Mateo, the owner of Austin's most popular video game store, was in a generous mood one day. He decides to give a gift to each of the $$$n$$$ people currently in his store and he has $$$n$$$ distinct prizes labeled $$$0, 1, \dots, n - 1$$$ to give out. Since Mateo never does anything the simple way, he comes up with the following scheme to give the prizes out.
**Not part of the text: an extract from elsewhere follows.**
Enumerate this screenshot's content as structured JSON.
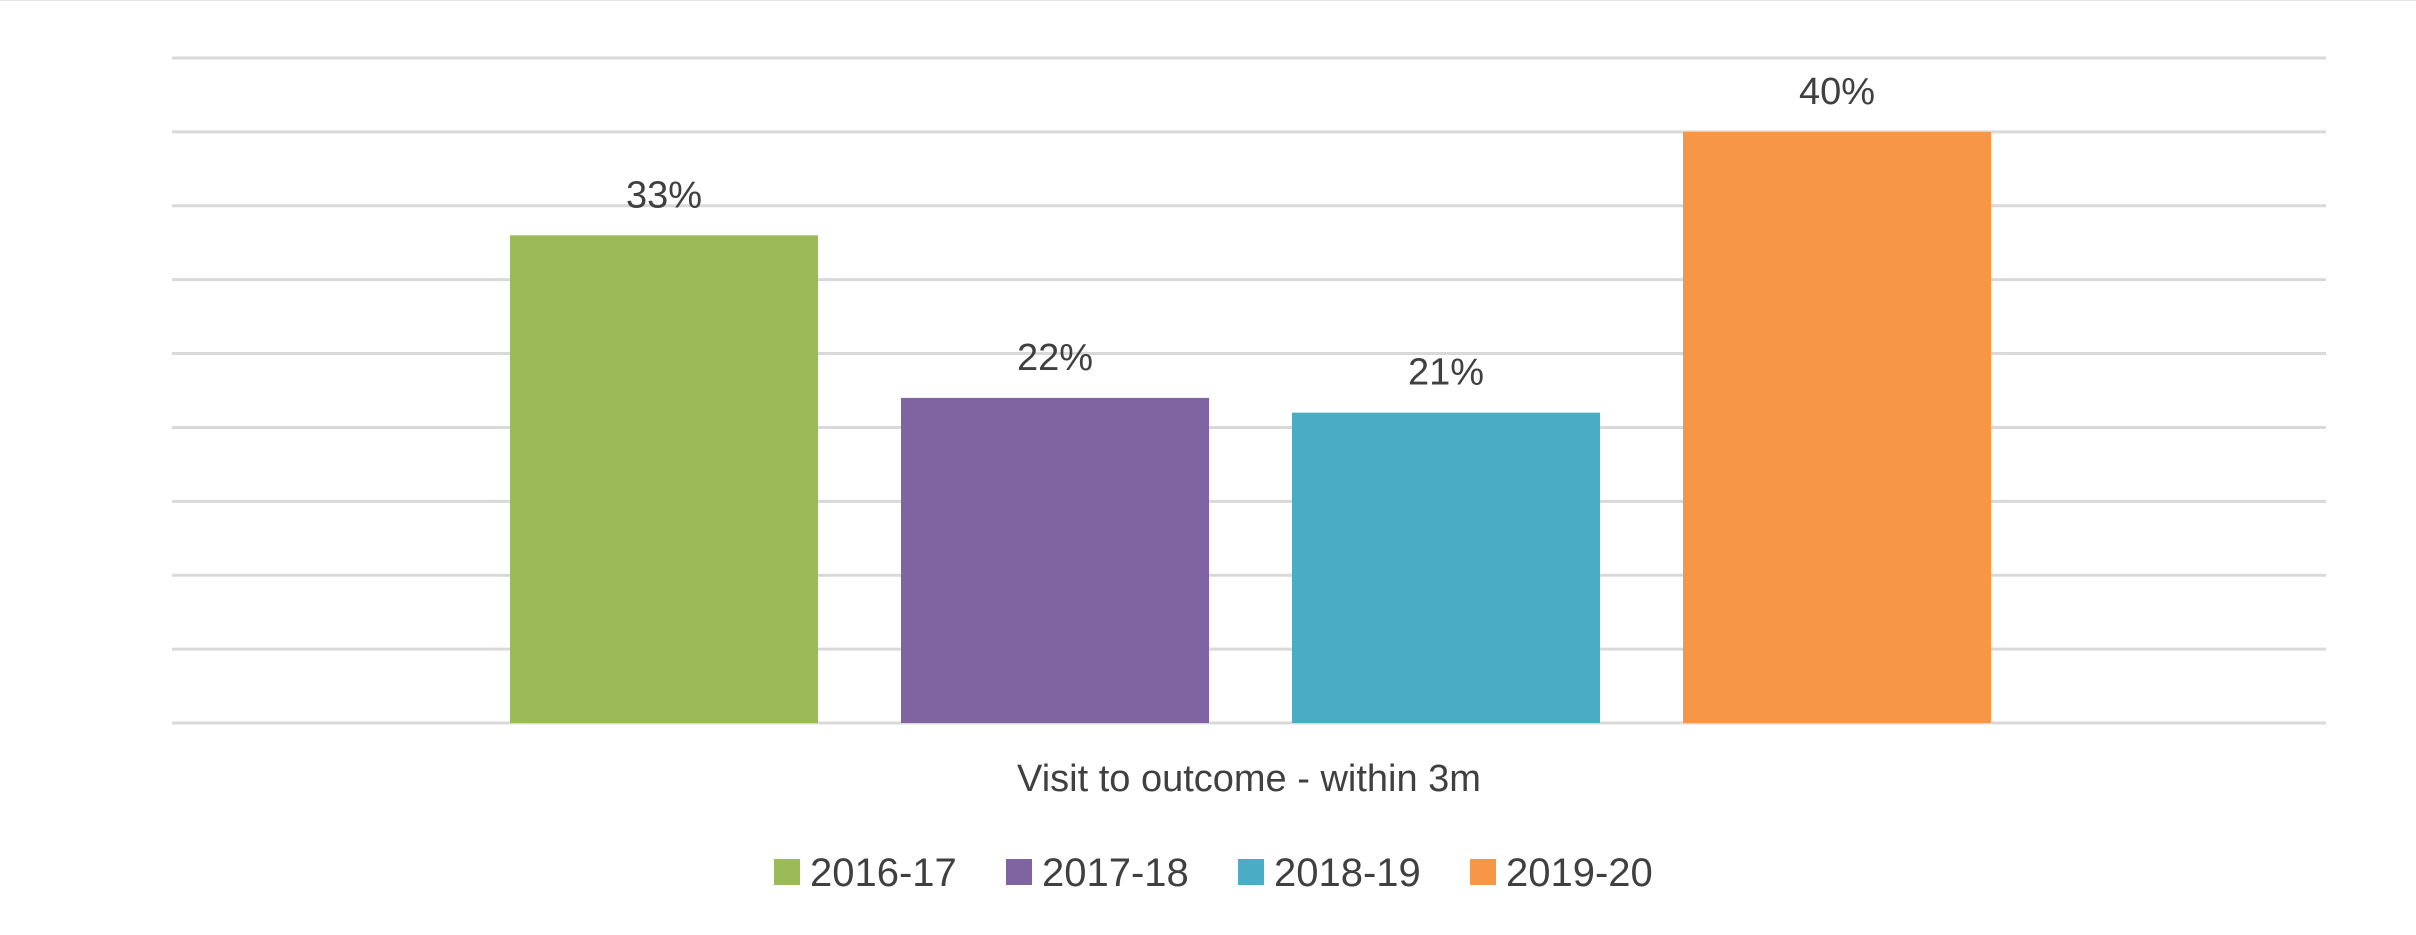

He gives each of the $$$n$$$ people in the store unique numbers from $$$1$$$ to $$$n$$$ (inclusive). He then asks everyone to form a line and so the resulting ordering of the people can be written as the sequence $$$[x_1, x_2, \dots, x_n]$$$ (where each $$$x_i$$$ is unique and $$$1 \leq x_i \leq n$$$). The prize which Mateo gives person $$$x_j$$$ is equal to $$$x_1 \cdot x_2 \cdot \ldots \cdot x_{j-1} \cdot x_{j} \pmod{n}$$$. Unfortunately, Mateo only has one of each prize so he asks you to come up with an ordering of the $$$n$$$ people so that each person will get a unique prize number.

Input

The first and only line of input will contain a single integer $$$n$$$ ($$$1 \leq n \leq 5 \cdot 10^5$$$), representing the number of people in the store.

Output

A space-separated permutation of the numbers from $$$1$$$ to $$$n$$$ (inclusive), representing the ordering of people such that each person can get a distinct prize. Output -1 if there is no such permutation.

ExamplesInput

7

Output

1 4 3 6 5 2 7

Input

8

Output

-1

Note

In the first example:

• The product after the first person is $$$1$$$ so the first person gets prize $$$1$$$.
• The product after the second person is $$$1 \cdot 4 = 4 \equiv 4 \pmod{7}$$$ so the second person gets prize $$$4$$$
• The product after the third person is $$$4 \cdot 3 = 12 \equiv 5 \pmod{7}$$$ so the third person gets prize $$$5$$$.
• The product after the fourth person is $$$5 \cdot 6 = 30 \equiv 2 \pmod{7}$$$ so the fourth person gets prize $$$2$$$.
• The product after the fifth person is $$$5 \cdot 2 = 10 \equiv 3 \pmod{7}$$$ so the fifth person gets prize $$$3$$$.
• The product after the sixth person is $$$3 \cdot 2 = 6 \equiv 6 \pmod{7}$$$ so the sixth person gets prize $$$6$$$.
• The product after the seventh person is $$$6 \cdot 7 = 42 \equiv 0 \pmod{7}$$$ so the seventh person gets prize $$$0$$$.

Thus, with this ordering of people, each person will get a unique one of the $$$7$$$ prizes.